Matt Downie, chief executive of Crisis said: “How can it be right that stopping unnecessary and unwarranted evictions is not a priority? This u-turn betrays an election promise and complicates disaster.”

Our political correspondent Adam Forrest has more:


Diselected Labor MP hits out at ‘manufactured political circus’

Labor MP Sam Tarry has demanded further details of the vote that led to his withdrawal as a candidate, calling it a “manufactured political circus”.

The former frontbencher said he was “completely gutted” by the result at Ilford South on Monday night, where he failed to see off a challenge from the leader of Redbridge Council, Jas Athwal.

He said he was “extremely concerned” by the result, saying it did not reflect the feeling his campaign team got or the “careful data” they collected.
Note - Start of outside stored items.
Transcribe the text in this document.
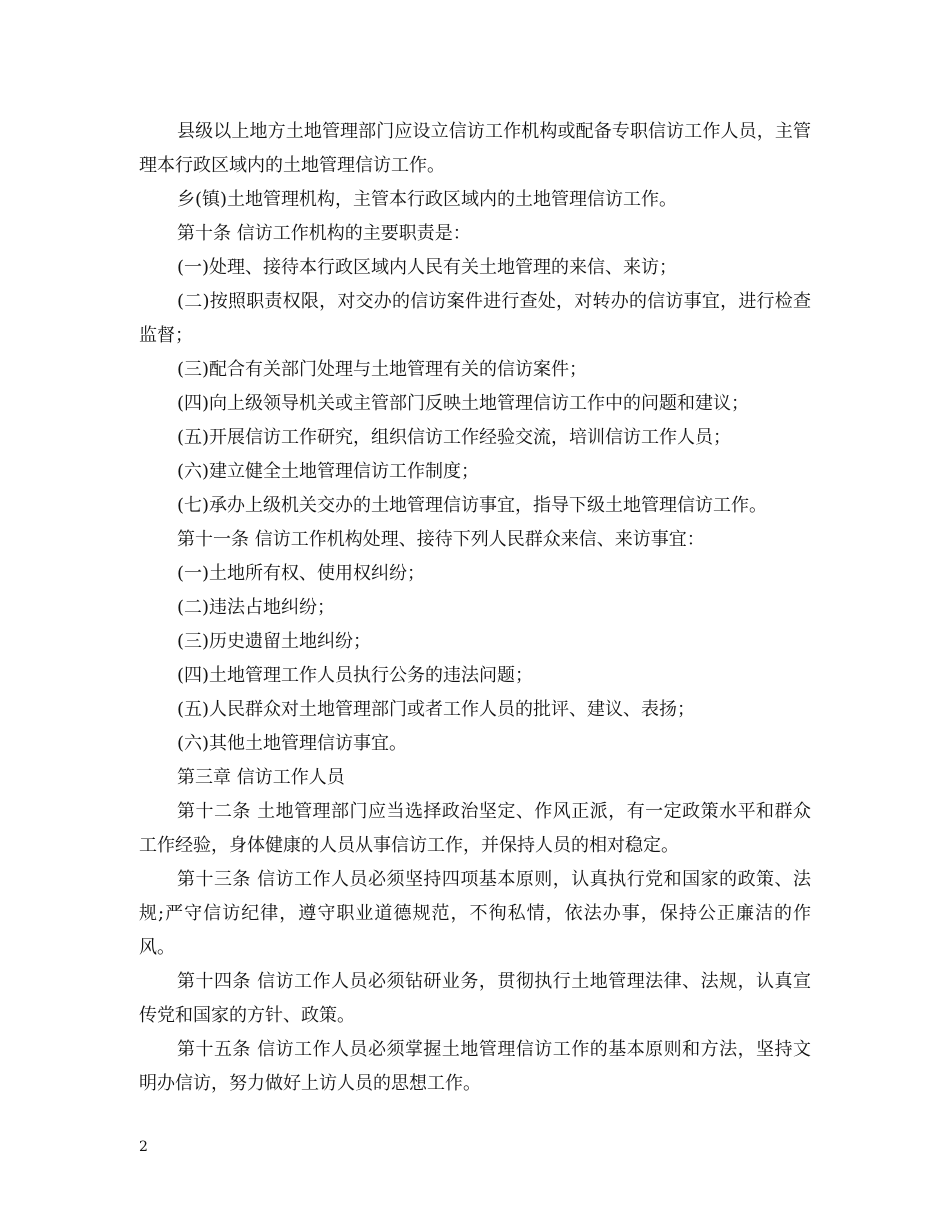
县级以上地方土地管理部门应设立信访工作机构或配备专职信访工作人员，主管理本行政区域内的土地管理信访工作。

乡(镇)土地管理机构，主管本行政区域内的土地管理信访工作。

第十条 信访工作机构的主要职责是：

(一)处理、接待本行政区域内人民有关土地管理的来信、来访；

(二)按照职责权限，对交办的信访案件进行查处，对转办的信访事宜，进行检查监督；

(三)配合有关部门处理与土地管理有关的信访案件；

(四)向上级领导机关或主管部门反映土地管理信访工作中的问题和建议；

(五)开展信访工作研究，组织信访工作经验交流，培训信访工作人员；

(六)建立健全土地管理信访工作制度；

(七)承办上级机关交办的土地管理信访事宜，指导下级土地管理信访工作。

第十一条 信访工作机构处理、接待下列人民群众来信、来访事宜：

(一)土地所有权、使用权纠纷；

(二)违法占地纠纷；

(三)历史遗留土地纠纷；

(四)土地管理工作人员执行公务的违法问题；

(五)人民群众对土地管理部门或者工作人员的批评、建议、表扬；

(六)其他土地管理信访事宜。

第三章 信访工作人员

第十二条 土地管理部门应当选择政治坚定、作风正派，有一定政策水平和群众工作经验，身体健康的人员从事信访工作，并保持人员的相对稳定。

第十三条 信访工作人员必须坚持四项基本原则，认真执行党和国家的政策、法规;严守信访纪律，遵守职业道德规范，不徇私情，依法办事，保持公正廉洁的作风。

第十四条 信访工作人员必须钻研业务，贯彻执行土地管理法律、法规，认真宣传党和国家的方针、政策。

第十五条 信访工作人员必须掌握土地管理信访工作的基本原则和方法，坚持文明办信访，努力做好上访人员的思想工作。

2
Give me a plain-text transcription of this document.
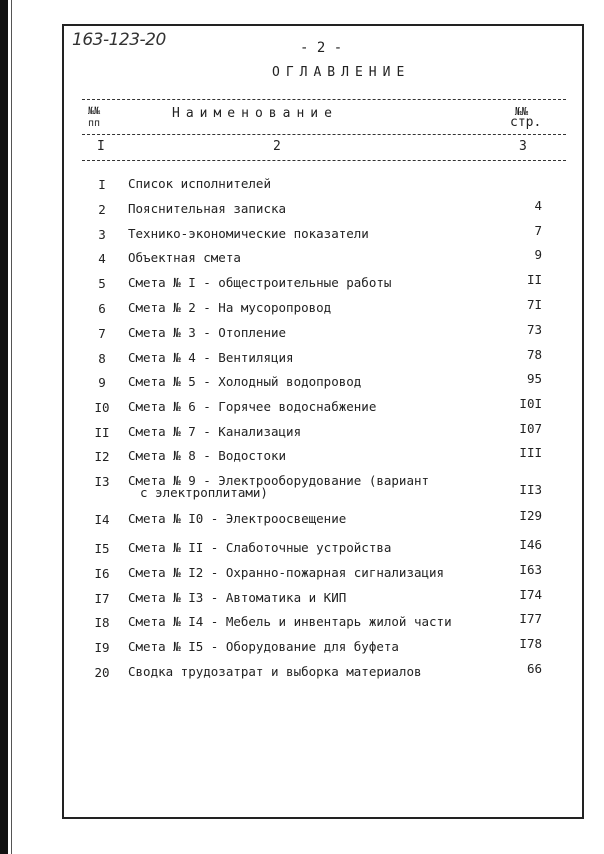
163-123-20	- 2 -
ОГЛАВЛЕНИЕ
№№
пп
Наименование	№№
стр.
I	2	3
I	Список исполнителей
2	Пояснительная записка	4
3	Технико-экономические показатели	7
4	Объектная смета	9
5	Смета № I - общестроительные работы	II
6	Смета № 2 - На мусоропровод	7I
7	Смета № 3 - Отопление	73
8	Смета № 4 - Вентиляция	78
9	Смета № 5 - Холодный водопровод	95
I0	Смета № 6 - Горячее водоснабжение	I0I
II	Смета № 7 - Канализация	I07
I2	Смета № 8 - Водостоки	III
I3	Смета № 9 - Электрооборудование (вариант
с электроплитами)	II3
I4	Смета № I0 - Электроосвещение	I29
I5	Смета № II - Слаботочные устройства	I46
I6	Смета № I2 - Охранно-пожарная сигнализация	I63
I7	Смета № I3 - Автоматика и КИП	I74
I8	Смета № I4 - Мебель и инвентарь жилой части	I77
I9	Смета № I5 - Оборудование для буфета	I78
20	Сводка трудозатрат и выборка материалов	66
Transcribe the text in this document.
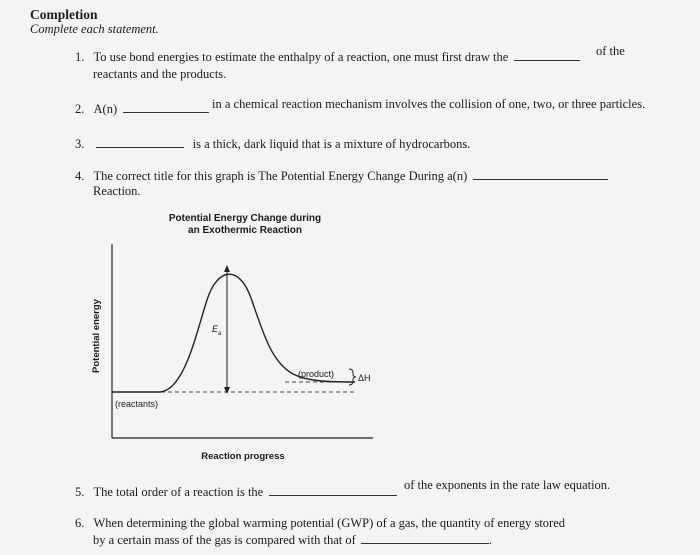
Completion
Complete each statement.
1. To use bond energies to estimate the enthalpy of a reaction, one must first draw the	of the
reactants and the products.
2. A(n)	in a chemical reaction mechanism involves the collision of one, two, or three particles.
3.	is a thick, dark liquid that is a mixture of hydrocarbons.
4. The correct title for this graph is The Potential Energy Change During a(n)
Reaction.
Potential Energy Change during
an Exothermic Reaction
Potential energy	E a
(reactants)
(product)	ΔH
Reaction progress
5. The total order of a reaction is the	of the exponents in the rate law equation.
6. When determining the global warming potential (GWP) of a gas, the quantity of energy stored
by a certain mass of the gas is compared with that of	.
“I am taking some time to consider what is next, but to be sure of the integrity of the result, I am asking the party to share with me the full information about who cast electronic votes, by what method and when they were cast. ,” he said.


Talking about nuclear weapons is ‘very dangerous’, says GCHQ chief

GCHQ director Sir Jeremy Fleming has warned that talk of nuclear weapons in relation to Russia’s war with Ukraine is “very dangerous”.

The intelligence chief told BBC Radio 4’s Today program: “I think any talk about nuclear weapons is very dangerous and we have to be very careful how we talk about it.”

Suggesting that GCHQ has seen no signs that Russia is preparing to use nuclear weapons, he added: “They [Russia] stays within the doctrine that we understand for their use, including for nuclear weapons.

“I would hope that we would see indicators if they started to go down that road. But let’s be absolutely clear about it – if they are considering it, it would be a disaster in the way that a lot of people have been talking about.”

Further clarifying that part of GCHQ’s role is to look for these indicators, Sir Jeremy said: “It is partly to look for these indicators, yes.”